PUBG Chinese Cheating players mass banning

The Chinese game market is the biggest video game market. It contains the largest gaming audience for competitive gaming such as PUBG (Player Unknown Battleground). Tencent and Bluehole Inc. are the video game distributor for PUBG in China so they control the game servers. With such a larger gaming audience, there is also a huge group of hackers. Rather than simply banning their players, Tencent also sends the Chinese police. Law enforcement has found at least 30 cases and 120 people suspected of developing cheating software. The software ranges from X-ray vision and auto-targeting. Even people who have past convictions will go to jail.

Tencent Logo.svg

Hackers are even offering their cheating services on PUBG’s top leaderboards. The top 10 players are all hackers with names such as “contact QQ574352672,” a private account where people can purchase the cheating software. Kim Hak-joon, who analyzes gaming stocks for South Korea’s Kiwoom Securities Co. (PUBG is a Korean game) stated: “Cheaters mostly drive away new users, and without retaining new users, PUBG won’t be able to consolidate its early success and become a long-lasting hit.”

Bluehole’s anti-cheats partner, Battleye, has banned 1.6 million accounts which are about 6% of the total community. People convicted of disrupting computer networks face five years’ imprisonment or more under Chinese law. In 2010, a couple was fined 3 million yuan (465,000) and sentenced to nine years for selling cheat software, according to local media reports. China and Tencent are also very familiar with the number of hackers and cheat creators. Tencent has even filed a lawsuit against piracy after they signed exclusive distribution rights with global record labels. It’s a tough fight that even Allen Zhang, head of anti-cheating, stated “It’s a never-ending battle…You could come up with something effective today, but encounter something completely different the next day.”

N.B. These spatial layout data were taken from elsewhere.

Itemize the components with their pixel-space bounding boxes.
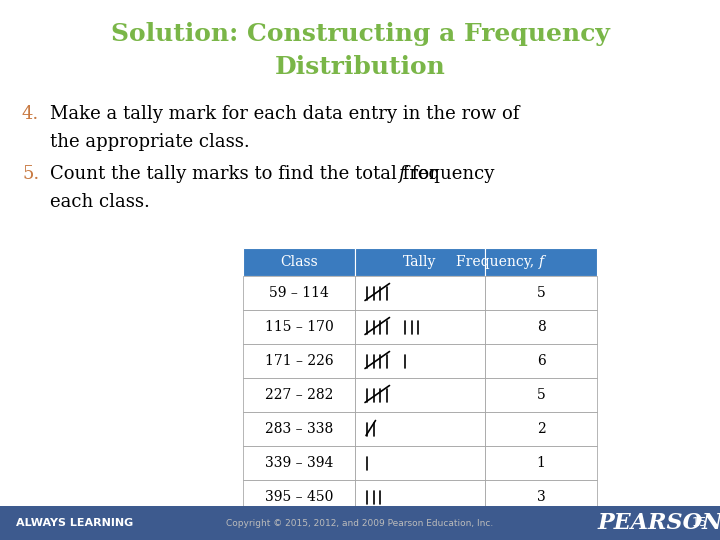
Bar [485,248,597,276]
Bar [485,276,597,310]
Text: for: for [406,165,438,183]
Bar [243,310,355,344]
Bar [355,344,485,378]
Bar [243,480,355,514]
Bar [355,276,485,310]
Bar [243,412,355,446]
Text: 2: 2 [536,422,545,436]
Text: f: f [539,255,544,269]
Text: 1: 1 [536,456,546,470]
Text: each class.: each class. [50,193,150,211]
Bar [355,310,485,344]
Text: PEARSON: PEARSON [598,512,720,534]
Text: Copyright © 2015, 2012, and 2009 Pearson Education, Inc.: Copyright © 2015, 2012, and 2009 Pearson… [226,518,494,528]
Text: Frequency,: Frequency, [456,255,539,269]
Bar [485,480,597,514]
Text: 6: 6 [536,354,545,368]
Text: ALWAYS LEARNING: ALWAYS LEARNING [16,518,133,528]
Text: 5: 5 [536,388,545,402]
Bar [355,378,485,412]
Text: the appropriate class.: the appropriate class. [50,133,250,151]
Bar [243,248,355,276]
Text: 283 – 338: 283 – 338 [265,422,333,436]
Text: 4.: 4. [22,105,40,123]
Text: Make a tally mark for each data entry in the row of: Make a tally mark for each data entry in… [50,105,519,123]
Bar [0,506,720,540]
Text: 15: 15 [692,516,708,530]
Text: 59 – 114: 59 – 114 [269,286,329,300]
Text: 8: 8 [536,320,545,334]
Bar [243,344,355,378]
Bar [485,378,597,412]
Bar [485,344,597,378]
Text: 227 – 282: 227 – 282 [265,388,333,402]
Text: f: f [398,165,405,183]
Bar [243,446,355,480]
Bar [355,480,485,514]
Bar [355,412,485,446]
Text: Distribution: Distribution [274,55,446,79]
Bar [485,412,597,446]
Bar [243,276,355,310]
Text: 5: 5 [536,286,545,300]
Bar [355,248,485,276]
Text: 3: 3 [536,490,545,504]
Bar [485,446,597,480]
Bar [243,378,355,412]
Text: 395 – 450: 395 – 450 [265,490,333,504]
Text: 115 – 170: 115 – 170 [265,320,333,334]
Text: 339 – 394: 339 – 394 [265,456,333,470]
Text: Class: Class [280,255,318,269]
Text: 5.: 5. [22,165,40,183]
Text: Solution: Constructing a Frequency: Solution: Constructing a Frequency [111,22,609,46]
Text: Tally: Tally [403,255,437,269]
Bar [355,446,485,480]
Text: 171 – 226: 171 – 226 [265,354,333,368]
Bar [485,310,597,344]
Text: Count the tally marks to find the total frequency: Count the tally marks to find the total … [50,165,500,183]
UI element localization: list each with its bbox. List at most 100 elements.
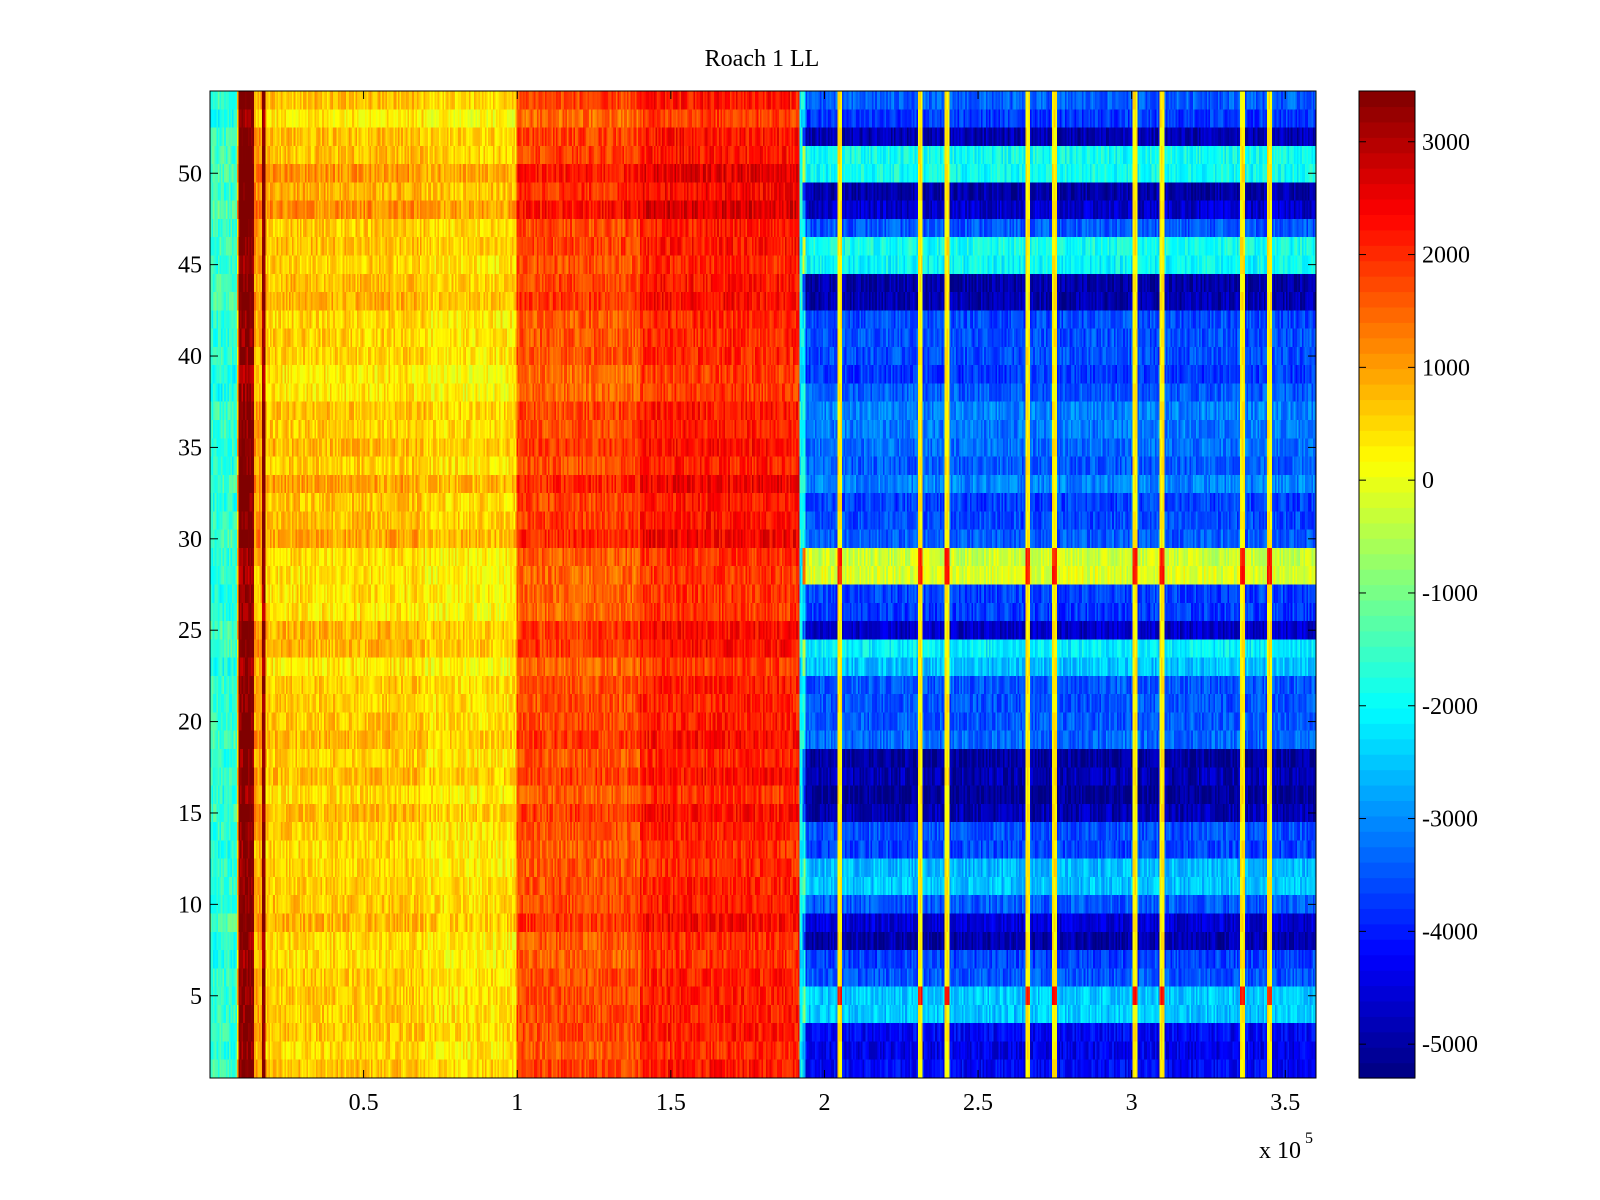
colorbar-swatch (1359, 954, 1415, 971)
y-tick-label: 50 (178, 161, 202, 187)
colorbar-tick-label: -4000 (1422, 919, 1478, 945)
colorbar-swatch (1359, 862, 1415, 879)
colorbar-swatch (1359, 723, 1415, 740)
x-tick-label: 0.5 (349, 1090, 379, 1116)
x-tick-label: 3 (1126, 1090, 1138, 1116)
colorbar-swatch (1359, 923, 1415, 940)
y-tick-label: 5 (190, 984, 202, 1010)
colorbar-swatch (1359, 646, 1415, 663)
y-tick-label: 10 (178, 892, 202, 918)
colorbar-swatch (1359, 599, 1415, 616)
colorbar-swatch (1359, 630, 1415, 647)
colorbar-swatch (1359, 414, 1415, 431)
colorbar-swatch (1359, 815, 1415, 832)
chart-title: Roach 1 LL (705, 46, 820, 72)
colorbar-swatch (1359, 1016, 1415, 1033)
colorbar-swatch (1359, 183, 1415, 200)
colorbar-swatch (1359, 106, 1415, 123)
colorbar-swatch (1359, 507, 1415, 524)
y-tick-label: 30 (178, 527, 202, 553)
y-tick-label: 15 (178, 801, 202, 827)
colorbar-swatch (1359, 445, 1415, 462)
colorbar-swatch (1359, 877, 1415, 894)
colorbar-swatch (1359, 152, 1415, 169)
x-axis-exponent: x 10 5 (1259, 1130, 1313, 1164)
colorbar-swatch (1359, 245, 1415, 262)
colorbar-swatch (1359, 1000, 1415, 1017)
colorbar-frame (1358, 90, 1416, 1079)
colorbar-swatch (1359, 970, 1415, 987)
x-tick-label: 3.5 (1270, 1090, 1300, 1116)
y-tick-label: 35 (178, 435, 202, 461)
colorbar-swatch (1359, 137, 1415, 154)
plot-frame (209, 90, 1317, 1079)
colorbar-tick-label: -2000 (1422, 694, 1478, 720)
colorbar-swatch (1359, 615, 1415, 632)
colorbar-swatch (1359, 939, 1415, 956)
colorbar-swatch (1359, 584, 1415, 601)
colorbar-swatch (1359, 677, 1415, 694)
colorbar-swatch (1359, 522, 1415, 539)
colorbar-swatch (1359, 692, 1415, 709)
colorbar-swatch (1359, 476, 1415, 493)
colorbar-swatch (1359, 1062, 1415, 1079)
colorbar-swatch (1359, 491, 1415, 508)
colorbar-swatch (1359, 754, 1415, 771)
colorbar-swatch (1359, 168, 1415, 185)
x-exponent-power: 5 (1305, 1130, 1313, 1147)
colorbar-swatch (1359, 198, 1415, 215)
x-tick-label: 1 (511, 1090, 523, 1116)
colorbar-swatch (1359, 214, 1415, 231)
x-exponent-base: x 10 (1259, 1138, 1301, 1164)
x-tick-label: 2 (818, 1090, 830, 1116)
x-tick-label: 1.5 (656, 1090, 686, 1116)
x-axis: 0.5 1 1.5 2 2.5 3 3.5 (349, 91, 1300, 1116)
colorbar-tick-label: -5000 (1422, 1032, 1478, 1058)
colorbar-swatch (1359, 461, 1415, 478)
colorbar-swatch (1359, 276, 1415, 293)
colorbar-swatch (1359, 337, 1415, 354)
colorbar-swatch (1359, 846, 1415, 863)
colorbar-swatch (1359, 1047, 1415, 1064)
colorbar-swatch (1359, 322, 1415, 339)
x-tick-label: 2.5 (963, 1090, 993, 1116)
colorbar-swatch (1359, 892, 1415, 909)
colorbar-swatch (1359, 91, 1415, 108)
y-tick-label: 25 (178, 618, 202, 644)
colorbar-tick-label: 3000 (1422, 130, 1470, 156)
colorbar-swatch (1359, 229, 1415, 246)
colorbar-swatch (1359, 738, 1415, 755)
colorbar-swatch (1359, 306, 1415, 323)
colorbar-swatch (1359, 384, 1415, 401)
colorbar-swatch (1359, 908, 1415, 925)
colorbar-swatch (1359, 769, 1415, 786)
heatmap-plot-area (210, 91, 1316, 1078)
colorbar-swatch (1359, 569, 1415, 586)
y-tick-label: 20 (178, 710, 202, 736)
colorbar-swatch (1359, 784, 1415, 802)
heatmap-cells (210, 91, 1316, 1078)
colorbar-swatch (1359, 291, 1415, 308)
colorbar-swatch (1359, 353, 1415, 370)
colorbar-tick-label: -3000 (1422, 807, 1478, 833)
colorbar-swatch (1359, 538, 1415, 555)
colorbar-swatch (1359, 368, 1415, 385)
y-tick-label: 40 (178, 344, 202, 370)
colorbar-swatch (1359, 399, 1415, 416)
colorbar-swatch (1359, 707, 1415, 724)
colorbar-tick-label: -1000 (1422, 581, 1478, 607)
colorbar-swatch (1359, 831, 1415, 848)
colorbar-axis: 3000 2000 1000 0 -1000 -2000 -3000 -4000 -5000 (1359, 130, 1478, 1058)
colorbar-tick-label: 0 (1422, 468, 1434, 494)
colorbar-swatch (1359, 260, 1415, 277)
colorbar-tick-label: 2000 (1422, 243, 1470, 269)
colorbar-swatch (1359, 661, 1415, 678)
colorbar-swatch (1359, 800, 1415, 817)
colorbar-swatch (1359, 1031, 1415, 1048)
colorbar (1359, 91, 1415, 1079)
colorbar-swatch (1359, 553, 1415, 570)
y-tick-label: 45 (178, 253, 202, 279)
colorbar-swatch (1359, 985, 1415, 1002)
colorbar-swatch (1359, 430, 1415, 447)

The Chinese market will probably never remove the number of hackers in China. With the criminalization of cheating, distributors will always exist. They may even produce them in different countries to offer their services like boosting in League of Legends.

Sources:

Bloomberg

Epic sues 14-year old for cheat mods in Fortnite

FortniteEpic Games‘ battle royal type game, has an issue with cheat mods in the game and community. They have filed two civil complaints against two alleged associates who use cheats from Addicted Cheats to actively kill Twitch Streamers players live online. This is known as stream sniping. Players actively look at Streamers live cam footage to find them and actively hunt them from an unfair advantage.

The service from Addicted Cheats is $5 – $15 a month. It allows people to use aimbots and track players throughout the map. The cheat has to modify the game’s source code which is against Fornite’End User License Agreement and the Copyright Act. Fortnite‘s rule of conduct doesn’t forbid stream sniping like Player Unknown Battlegrounds but forbids cheating. One defendant has been banned multiple times and has created multiple accounts and continued cheating. When asked why “Because its [sic] fun to rage and see streamers cry about how loaded they are and then get them stomped anyways.” He also found another way to cheat after Epic created a block on cheaters stating “Now method is exposed . . . Epic Eat my ass.” As you can tell, he doesn’t feel guilty over his actions.

The other accused is a 14-year-old. Whether Epic was aware of their age prior to the lawsuit. The mother is quite unhappy and has written a letter to the court which attacks Epic‘s handling of the case. TLDR version below from Kotaku:

  • She says that Fortnite’s terms require parental consent for minors and that she never gave this consent.
  • She says the case is based on a loss of profits but argues that it’s a free-to-play video game. In order to prove a loss Epic would need to provide a statement certifying that Rogers’ cheating directly caused a “mass profit loss”.
  • She claims that by going after individual players, rather than the websites selling/providing the software necessary to cheat in an online game, Epic is “using a 14-year-old child as a scapegoat”.
  • She claims that her son did not, as Epic allege, help create the cheat software, but simply downloaded it as a user, and that Epic “has no capability of proving any form of modification”.
  • Finally, the mother says that by releasing her son’s name publicly in conjunction with the move that Epic has violated Delaware laws related to the release of information on minors.

The 14-year-old lives in Delaware and can be sued for damages based on how much the considered loss in money Epic states in the lawsuit. The parent would have to pay the sum. Adolescents can also sign contracts but have different degrees. Epic has yet to respond on whether they will proceed on using the 14-year-old.